What this does is limit large operating budget fluctuations. For example, something like a SAN upgrade which occurs infrequently, but may cost $75k would not cause the budget to have a big increase that year. More routine stuff, like desktop, laptop, and server replacements are just part of the normal operating budget.

Mark, I’m not sure I understand how depreciation affects the budget? Yes, you could capitalize and depreciate certain items, but this is more a tax thing (assuming you pay income tax, most churches do not). If you make a $10k purchase in 2017, you still spent $10k regardless in 2017 regardless of if it’s capitalized or expensed on the back end.

Your finance people will definitely understand the difference, for we non-finance types it can be more difficult, but let me give it a try.

In the finance world cash and expenses are not the same thing. If you buy a firewall for $4,000 that’s how much comes out of your bank account, but only $1,000 is expensed for the first year (assuming a 4 year amortization). This is much more than a tax thing. Church departments that deal in high cost equipment like IT and Facilities will have considerable ups and downs from year to year. This does not work well in a church setting where donations year-to-year stay relatively constant, and tend to get used each year (little to no carry over). So capitalizing items smooths the budget each year.

It may not be immediately apparent but in those years after the year you purchased a device cash is getting set aside for when you need to replace the device. You are expensing $1000 after the first year, but not actually spending any cash on the item after year 1. So in year 5, you’d have accumulated $3,000 in cash (the difference between expense and cash spent in years 2-4) with another $1,000 of cash in year 5 you’d have enough cash accumulated to replace the firewall.

Now all I’ve written assumes your church is on an accrual accounting system. Some churches are still on cash accounting. If your church is one of them, then you have to create a fund for your high dollar items. It’s not as elegant or has all the advantages you get with accrual accounting, but does allow you to set aside the cash necessary to replace high dollar items.

I’m sorry, but that is incorrect. If I buy a $4000 firewall and turn in a check request, as soon as that check is written and deposited, that $4000 is no longer in our bank account. It doesn’t get spread over 4 years just because we track depreciation. We DO track depreciation, but it’s for calculating total value of assets for our financial statements, it doesn’t affect cash flow in any way at all.

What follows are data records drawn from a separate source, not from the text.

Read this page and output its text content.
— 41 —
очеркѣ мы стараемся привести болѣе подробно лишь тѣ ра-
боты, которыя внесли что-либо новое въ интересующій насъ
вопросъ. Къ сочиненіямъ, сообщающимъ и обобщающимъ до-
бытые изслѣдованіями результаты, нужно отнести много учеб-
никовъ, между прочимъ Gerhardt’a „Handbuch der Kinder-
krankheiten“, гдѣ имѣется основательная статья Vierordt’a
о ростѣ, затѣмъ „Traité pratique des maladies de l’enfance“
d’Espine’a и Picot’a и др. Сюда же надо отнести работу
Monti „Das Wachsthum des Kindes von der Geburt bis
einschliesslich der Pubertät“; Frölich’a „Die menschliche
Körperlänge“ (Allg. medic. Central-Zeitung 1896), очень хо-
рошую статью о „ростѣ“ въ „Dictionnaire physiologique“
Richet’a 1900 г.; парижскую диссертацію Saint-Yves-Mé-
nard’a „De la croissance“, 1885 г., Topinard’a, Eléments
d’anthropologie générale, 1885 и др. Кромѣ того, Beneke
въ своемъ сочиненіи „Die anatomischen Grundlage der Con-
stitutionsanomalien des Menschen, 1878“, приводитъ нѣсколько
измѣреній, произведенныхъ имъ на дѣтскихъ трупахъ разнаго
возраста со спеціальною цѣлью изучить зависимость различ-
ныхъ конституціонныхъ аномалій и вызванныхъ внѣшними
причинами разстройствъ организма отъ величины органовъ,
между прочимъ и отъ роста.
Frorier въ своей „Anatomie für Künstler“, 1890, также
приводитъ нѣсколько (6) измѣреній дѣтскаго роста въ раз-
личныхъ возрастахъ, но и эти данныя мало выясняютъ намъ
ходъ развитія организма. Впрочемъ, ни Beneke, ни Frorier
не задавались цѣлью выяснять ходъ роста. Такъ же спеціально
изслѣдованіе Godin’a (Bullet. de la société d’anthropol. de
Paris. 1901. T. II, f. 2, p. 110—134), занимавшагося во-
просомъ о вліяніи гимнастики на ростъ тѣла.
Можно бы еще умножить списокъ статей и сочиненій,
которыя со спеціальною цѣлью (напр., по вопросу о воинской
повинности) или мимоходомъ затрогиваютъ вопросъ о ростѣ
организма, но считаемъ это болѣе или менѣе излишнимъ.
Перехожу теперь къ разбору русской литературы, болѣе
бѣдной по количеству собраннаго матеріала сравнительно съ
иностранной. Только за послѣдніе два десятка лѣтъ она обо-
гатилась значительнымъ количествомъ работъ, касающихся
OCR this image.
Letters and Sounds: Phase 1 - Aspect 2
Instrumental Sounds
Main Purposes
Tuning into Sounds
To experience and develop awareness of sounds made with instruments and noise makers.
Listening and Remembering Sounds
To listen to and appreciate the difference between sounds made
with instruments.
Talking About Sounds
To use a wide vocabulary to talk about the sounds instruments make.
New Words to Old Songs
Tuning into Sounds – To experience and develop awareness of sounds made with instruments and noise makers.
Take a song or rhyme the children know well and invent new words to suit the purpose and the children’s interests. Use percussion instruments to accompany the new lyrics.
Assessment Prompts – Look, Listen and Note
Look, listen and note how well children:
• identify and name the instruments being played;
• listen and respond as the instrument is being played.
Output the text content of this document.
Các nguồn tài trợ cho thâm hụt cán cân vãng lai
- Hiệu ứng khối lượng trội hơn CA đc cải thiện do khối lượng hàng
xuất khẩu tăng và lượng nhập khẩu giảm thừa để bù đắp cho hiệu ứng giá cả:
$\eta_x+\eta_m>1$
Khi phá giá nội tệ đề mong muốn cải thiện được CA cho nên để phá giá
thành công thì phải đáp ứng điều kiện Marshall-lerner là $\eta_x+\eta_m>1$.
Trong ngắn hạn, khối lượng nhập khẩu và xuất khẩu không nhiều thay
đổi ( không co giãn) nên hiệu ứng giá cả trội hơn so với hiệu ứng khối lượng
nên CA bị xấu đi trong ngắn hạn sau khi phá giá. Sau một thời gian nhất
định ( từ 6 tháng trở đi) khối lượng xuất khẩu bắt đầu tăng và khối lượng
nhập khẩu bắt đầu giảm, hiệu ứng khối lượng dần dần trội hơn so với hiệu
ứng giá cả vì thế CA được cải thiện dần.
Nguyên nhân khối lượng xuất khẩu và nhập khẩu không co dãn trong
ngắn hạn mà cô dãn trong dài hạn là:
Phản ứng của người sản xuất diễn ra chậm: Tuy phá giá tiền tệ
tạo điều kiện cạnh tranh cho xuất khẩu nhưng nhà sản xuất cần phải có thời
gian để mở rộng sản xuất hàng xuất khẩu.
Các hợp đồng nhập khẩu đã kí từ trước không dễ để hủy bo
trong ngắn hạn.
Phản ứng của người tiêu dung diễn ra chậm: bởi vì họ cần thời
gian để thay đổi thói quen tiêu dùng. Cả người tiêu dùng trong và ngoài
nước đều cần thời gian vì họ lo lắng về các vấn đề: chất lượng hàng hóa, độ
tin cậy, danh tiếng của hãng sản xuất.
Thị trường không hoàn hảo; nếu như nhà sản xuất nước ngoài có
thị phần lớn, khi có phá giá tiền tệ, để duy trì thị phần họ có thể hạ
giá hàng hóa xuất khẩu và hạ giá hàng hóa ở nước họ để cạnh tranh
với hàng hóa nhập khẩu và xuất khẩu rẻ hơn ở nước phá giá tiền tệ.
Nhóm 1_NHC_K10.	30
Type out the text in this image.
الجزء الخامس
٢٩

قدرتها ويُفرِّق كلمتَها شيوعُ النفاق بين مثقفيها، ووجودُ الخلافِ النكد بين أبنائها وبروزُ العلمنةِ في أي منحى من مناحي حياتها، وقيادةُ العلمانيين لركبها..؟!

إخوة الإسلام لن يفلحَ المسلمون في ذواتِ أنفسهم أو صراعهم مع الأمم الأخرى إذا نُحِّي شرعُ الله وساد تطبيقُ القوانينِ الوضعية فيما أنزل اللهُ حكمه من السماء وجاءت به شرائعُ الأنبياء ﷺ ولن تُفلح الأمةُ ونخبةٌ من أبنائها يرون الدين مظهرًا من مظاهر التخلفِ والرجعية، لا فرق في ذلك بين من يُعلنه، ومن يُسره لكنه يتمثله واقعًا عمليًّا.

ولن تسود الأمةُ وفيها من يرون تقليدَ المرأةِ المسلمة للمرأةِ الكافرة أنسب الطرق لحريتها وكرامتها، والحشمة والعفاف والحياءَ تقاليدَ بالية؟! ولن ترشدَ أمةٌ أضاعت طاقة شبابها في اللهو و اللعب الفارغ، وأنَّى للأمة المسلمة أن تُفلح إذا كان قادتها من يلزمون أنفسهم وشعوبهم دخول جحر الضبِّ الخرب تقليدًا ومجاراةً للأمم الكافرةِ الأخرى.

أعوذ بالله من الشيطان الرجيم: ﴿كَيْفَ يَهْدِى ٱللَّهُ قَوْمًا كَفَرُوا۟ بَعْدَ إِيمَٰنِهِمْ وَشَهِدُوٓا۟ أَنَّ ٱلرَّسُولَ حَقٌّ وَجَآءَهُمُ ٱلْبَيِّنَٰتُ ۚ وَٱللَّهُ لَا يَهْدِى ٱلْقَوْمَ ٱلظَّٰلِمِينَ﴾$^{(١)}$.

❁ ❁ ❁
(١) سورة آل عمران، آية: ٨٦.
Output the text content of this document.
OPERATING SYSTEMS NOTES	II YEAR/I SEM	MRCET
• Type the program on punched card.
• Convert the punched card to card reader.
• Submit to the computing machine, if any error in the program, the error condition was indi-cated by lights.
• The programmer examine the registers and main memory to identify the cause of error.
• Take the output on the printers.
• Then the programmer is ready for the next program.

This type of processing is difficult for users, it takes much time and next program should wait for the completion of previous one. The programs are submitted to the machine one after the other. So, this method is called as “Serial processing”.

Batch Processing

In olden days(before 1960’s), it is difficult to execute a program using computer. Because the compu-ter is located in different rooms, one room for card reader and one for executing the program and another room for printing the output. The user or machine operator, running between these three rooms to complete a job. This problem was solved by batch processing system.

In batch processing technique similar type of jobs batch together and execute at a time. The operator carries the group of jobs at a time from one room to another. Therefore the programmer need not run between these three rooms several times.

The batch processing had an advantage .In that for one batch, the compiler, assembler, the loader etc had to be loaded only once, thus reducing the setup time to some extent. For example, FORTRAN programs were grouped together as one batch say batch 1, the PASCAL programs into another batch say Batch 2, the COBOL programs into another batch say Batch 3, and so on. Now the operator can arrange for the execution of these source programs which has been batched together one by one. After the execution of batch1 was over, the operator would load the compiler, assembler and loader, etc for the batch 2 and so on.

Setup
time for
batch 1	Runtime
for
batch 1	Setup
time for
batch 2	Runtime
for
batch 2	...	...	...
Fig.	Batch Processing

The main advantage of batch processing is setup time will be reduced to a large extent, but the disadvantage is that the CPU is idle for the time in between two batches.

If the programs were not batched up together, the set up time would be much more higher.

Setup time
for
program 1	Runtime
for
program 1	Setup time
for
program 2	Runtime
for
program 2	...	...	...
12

When you ask for help and someone shares their expertise, if their input does not make sense to you the appropriate response is “I don’t understand”, not “that is incorrect”.

Mark, I’m sorry if my reply offended you. I would like to point out that I was not the one who asked for help, I was simply pointing out that the info in one of the replies was not correct information.

Just to clarify - the only way to truly spread the cash flow over multiple years is to either lease or finance the purchase. Capitalizing an expense and tracking depreciation has no impact on the budget or cash flow in a tax-exempt organization. The full expense of the item still hits the budget and the cash leaves the bank account when it’s purchased. Even in a for-profit business, the cash still leaves immediately, the only difference is the deduction for income tax purposes is spread over the life of the equipment vs being taken all at once.

Ditto what @jeremyhoff said. Capital Expense for really large purchases and usually I have to project out a couple years and let my boss know what’s coming down the road.
For some licensing, if I can get a big multi-year discount like anti-virus, I do just purchase it all at once. In my budget spreadsheet (going back to 2003), I have all my renewal dates listed so I can adjust for upcoming renewals.

I'm not sure I understand how depreciation affects the budget?

Depreciation is an expense to the balance sheet. If you don’t budget for it, then you accept the loss somewhere else.

When it comes to financing, banks like tidy Balance Sheet reports that include FA.